Several challenges complicate the reproducible study of pHGF across different experimental systems:

• Source variability: Differences in pig liver sources (age, breed, diet) may affect the composition and activity of extracted pHGF.

• Extraction and purification inconsistencies: Subtle variations in chromatographic conditions can alter the ratio of bioactive fractions in the final preparation.

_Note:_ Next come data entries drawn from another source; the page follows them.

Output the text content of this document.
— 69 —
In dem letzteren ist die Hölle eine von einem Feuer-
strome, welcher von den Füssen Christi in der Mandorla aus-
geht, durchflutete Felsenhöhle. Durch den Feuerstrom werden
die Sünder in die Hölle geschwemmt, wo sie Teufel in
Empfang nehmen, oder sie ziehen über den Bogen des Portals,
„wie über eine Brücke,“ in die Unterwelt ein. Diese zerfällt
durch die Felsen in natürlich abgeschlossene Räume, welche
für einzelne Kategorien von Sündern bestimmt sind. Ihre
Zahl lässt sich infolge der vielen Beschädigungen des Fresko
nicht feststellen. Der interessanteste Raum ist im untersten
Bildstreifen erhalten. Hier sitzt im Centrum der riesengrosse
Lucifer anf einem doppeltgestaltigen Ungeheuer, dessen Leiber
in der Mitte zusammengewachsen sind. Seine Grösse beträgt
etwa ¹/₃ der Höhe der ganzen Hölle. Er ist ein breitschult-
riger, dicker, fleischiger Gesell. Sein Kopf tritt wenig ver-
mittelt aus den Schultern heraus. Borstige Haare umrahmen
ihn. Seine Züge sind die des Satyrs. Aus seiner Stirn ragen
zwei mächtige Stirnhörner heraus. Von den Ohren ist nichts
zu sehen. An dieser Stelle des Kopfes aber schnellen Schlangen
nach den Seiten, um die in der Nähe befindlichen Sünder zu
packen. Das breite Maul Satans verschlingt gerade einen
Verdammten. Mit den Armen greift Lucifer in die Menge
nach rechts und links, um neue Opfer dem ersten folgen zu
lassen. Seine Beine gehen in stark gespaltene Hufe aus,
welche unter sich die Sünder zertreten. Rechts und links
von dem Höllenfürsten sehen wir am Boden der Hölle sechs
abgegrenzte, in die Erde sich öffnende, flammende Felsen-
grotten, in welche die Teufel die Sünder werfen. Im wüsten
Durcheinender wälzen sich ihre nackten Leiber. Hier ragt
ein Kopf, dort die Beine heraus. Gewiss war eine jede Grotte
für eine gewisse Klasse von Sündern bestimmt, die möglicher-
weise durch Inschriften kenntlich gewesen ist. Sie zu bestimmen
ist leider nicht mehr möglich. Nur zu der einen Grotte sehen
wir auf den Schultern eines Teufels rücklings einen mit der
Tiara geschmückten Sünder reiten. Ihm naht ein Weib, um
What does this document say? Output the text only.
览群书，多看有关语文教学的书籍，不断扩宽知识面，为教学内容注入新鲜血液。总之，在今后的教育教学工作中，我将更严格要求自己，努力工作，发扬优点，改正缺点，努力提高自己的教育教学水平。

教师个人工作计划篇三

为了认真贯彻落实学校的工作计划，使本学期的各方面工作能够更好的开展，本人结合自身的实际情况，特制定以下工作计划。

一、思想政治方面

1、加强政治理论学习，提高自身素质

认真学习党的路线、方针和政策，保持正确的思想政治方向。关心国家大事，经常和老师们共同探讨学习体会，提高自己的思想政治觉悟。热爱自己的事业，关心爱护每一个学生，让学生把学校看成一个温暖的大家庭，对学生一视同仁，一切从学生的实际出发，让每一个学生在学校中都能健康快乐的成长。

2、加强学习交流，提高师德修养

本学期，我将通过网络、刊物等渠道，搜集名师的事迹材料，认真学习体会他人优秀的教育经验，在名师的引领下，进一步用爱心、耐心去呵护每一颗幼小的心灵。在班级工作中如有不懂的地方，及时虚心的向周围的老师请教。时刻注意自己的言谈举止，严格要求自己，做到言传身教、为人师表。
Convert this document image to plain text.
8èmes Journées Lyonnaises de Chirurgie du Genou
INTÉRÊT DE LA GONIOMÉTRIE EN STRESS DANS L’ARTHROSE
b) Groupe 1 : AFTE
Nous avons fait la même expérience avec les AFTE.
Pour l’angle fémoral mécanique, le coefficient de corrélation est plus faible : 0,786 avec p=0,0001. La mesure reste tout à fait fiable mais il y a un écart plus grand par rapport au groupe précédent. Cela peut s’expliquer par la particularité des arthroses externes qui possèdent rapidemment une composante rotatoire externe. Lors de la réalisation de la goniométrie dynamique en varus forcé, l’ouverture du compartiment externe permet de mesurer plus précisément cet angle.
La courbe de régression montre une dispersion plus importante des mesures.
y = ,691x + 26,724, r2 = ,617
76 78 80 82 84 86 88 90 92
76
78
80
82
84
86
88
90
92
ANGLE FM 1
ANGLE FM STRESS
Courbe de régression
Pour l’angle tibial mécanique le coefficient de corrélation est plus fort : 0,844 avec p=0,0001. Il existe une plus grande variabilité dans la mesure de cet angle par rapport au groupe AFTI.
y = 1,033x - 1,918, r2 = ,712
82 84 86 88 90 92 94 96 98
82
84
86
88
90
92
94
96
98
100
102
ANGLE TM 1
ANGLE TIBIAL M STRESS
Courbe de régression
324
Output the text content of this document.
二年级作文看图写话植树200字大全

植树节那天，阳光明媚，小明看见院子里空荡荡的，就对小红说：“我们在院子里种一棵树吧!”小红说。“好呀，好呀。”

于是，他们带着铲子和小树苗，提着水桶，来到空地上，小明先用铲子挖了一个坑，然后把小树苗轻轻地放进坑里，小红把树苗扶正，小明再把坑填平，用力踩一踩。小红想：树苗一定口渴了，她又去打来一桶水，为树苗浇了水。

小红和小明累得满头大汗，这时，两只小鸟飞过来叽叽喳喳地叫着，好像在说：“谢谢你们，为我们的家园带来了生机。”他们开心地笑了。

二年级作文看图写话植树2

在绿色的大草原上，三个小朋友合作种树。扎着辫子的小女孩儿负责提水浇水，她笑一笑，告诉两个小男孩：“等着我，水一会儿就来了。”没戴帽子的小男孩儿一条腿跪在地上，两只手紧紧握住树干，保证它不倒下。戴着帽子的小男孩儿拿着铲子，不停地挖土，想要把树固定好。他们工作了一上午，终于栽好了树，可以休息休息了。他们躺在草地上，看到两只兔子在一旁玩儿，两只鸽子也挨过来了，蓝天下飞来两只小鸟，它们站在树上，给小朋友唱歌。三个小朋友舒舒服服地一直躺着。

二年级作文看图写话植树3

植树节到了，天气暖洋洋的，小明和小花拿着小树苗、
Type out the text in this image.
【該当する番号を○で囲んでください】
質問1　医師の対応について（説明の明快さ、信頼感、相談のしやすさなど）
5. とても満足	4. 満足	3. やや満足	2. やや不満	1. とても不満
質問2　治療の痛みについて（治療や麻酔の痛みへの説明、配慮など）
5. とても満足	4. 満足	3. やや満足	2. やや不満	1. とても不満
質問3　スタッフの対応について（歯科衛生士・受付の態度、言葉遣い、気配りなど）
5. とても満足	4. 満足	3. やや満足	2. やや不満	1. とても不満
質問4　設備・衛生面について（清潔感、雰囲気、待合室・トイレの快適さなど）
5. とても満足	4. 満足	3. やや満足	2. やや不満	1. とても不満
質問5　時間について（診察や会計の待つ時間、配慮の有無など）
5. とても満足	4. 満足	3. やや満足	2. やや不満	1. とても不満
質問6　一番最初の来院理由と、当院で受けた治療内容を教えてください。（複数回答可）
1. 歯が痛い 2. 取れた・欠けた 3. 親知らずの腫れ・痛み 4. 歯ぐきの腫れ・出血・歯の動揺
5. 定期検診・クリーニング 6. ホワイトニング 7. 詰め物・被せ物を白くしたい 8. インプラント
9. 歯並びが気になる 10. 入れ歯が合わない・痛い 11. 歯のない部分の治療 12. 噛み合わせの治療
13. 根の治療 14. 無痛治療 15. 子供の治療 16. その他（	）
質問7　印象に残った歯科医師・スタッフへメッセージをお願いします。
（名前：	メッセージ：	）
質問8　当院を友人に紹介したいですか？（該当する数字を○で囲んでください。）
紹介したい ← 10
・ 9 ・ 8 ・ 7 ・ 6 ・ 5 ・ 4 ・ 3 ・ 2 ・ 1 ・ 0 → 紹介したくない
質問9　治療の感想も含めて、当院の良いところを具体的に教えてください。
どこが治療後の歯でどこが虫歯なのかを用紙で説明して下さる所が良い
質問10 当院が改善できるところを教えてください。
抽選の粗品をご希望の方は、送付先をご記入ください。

• Fraction heterogeneity: The multiple peptide components of pHGF with molecular weights ranging from 0.40–323.56 kDa create inherent complexity .

• Receptor variations: Species-specific differences in c-Met receptor structure and downstream signaling pathways can affect responses to pHGF.

• Methodology standardization: Differences in cell culture conditions, assay endpoints, and data analysis approaches complicate cross-laboratory comparisons.

Researchers can address these challenges by implementing standardized procurement, extraction, and characterization protocols; working with well-defined fractions rather than crude extracts; and including appropriate positive and negative controls in all experimental systems.

How does pHGF compare to enzymatically produced porcine placenta hydrolysates in research applications?

pHGF and enzymatically produced porcine placenta hydrolysates (PPH) represent distinct but complementary research tools with different properties and applications:

While pHGF has more specific effects on hepatic tissue and defined cell signaling pathways, PPH demonstrates broader antioxidant and antibacterial properties that vary with the enzyme used for hydrolysis . PPH produced with Alcalase shows superior reducing capacity and metal chelating ability, while Flavourzyme and Papain-derived PPH demonstrate higher DPPH- and ABTS- + inhibitory activities . This makes PPH potentially valuable for different research applications, particularly in functional food ingredient development and antimicrobial studies.

What are the future research directions for pHGF in liver disease and regeneration studies?

Future research directions for pHGF in liver disease and regeneration studies should focus on several promising areas:

• Mechanistic delineation: Further characterization of the specific signaling pathways activated by different pHGF fractions will enhance understanding of their selective effects on normal versus neoplastic cells.

• Therapeutic development: Investigation of pHGF-derived peptides as potential therapeutic agents for acute liver failure and chronic liver diseases, building on existing evidence of clinical efficacy .

• Synergistic approaches: Exploration of combined treatments integrating pHGF with other growth factors or conventional therapies to enhance hepatic regeneration.

• Biomarker identification: Development of pHGF-response biomarkers to predict and monitor therapeutic efficacy in liver disease models.

• Delivery optimization: Creation of targeted delivery systems to enhance pHGF stability in vivo and improve hepatocyte-specific targeting.

These research directions could significantly advance our understanding of liver regeneration mechanisms and potentially lead to novel therapeutic approaches for challenging liver conditions.

What methodological improvements would enhance the isolation and characterization of bioactive pHGF components?

Several methodological improvements would enhance the isolation and characterization of bioactive pHGF components:

• Advanced chromatographic techniques: Implementation of multi-dimensional chromatography and affinity-based separations to achieve higher resolution between closely related peptide fractions.

• Proteomic approaches: Application of high-throughput proteomics to comprehensively identify and characterize all bioactive peptides within pHGF preparations.

• Structural biology tools: Utilization of X-ray crystallography and NMR spectroscopy to determine the three-dimensional structures of key pHGF peptides and their receptor interactions.

• Synthetic peptide validation: Development of synthetic peptide libraries based on identified pHGF sequences to confirm structure-activity relationships.

• Standardized bioassay panels: Creation of consistent bioassay platforms that can be applied across laboratories to enable direct comparison of results.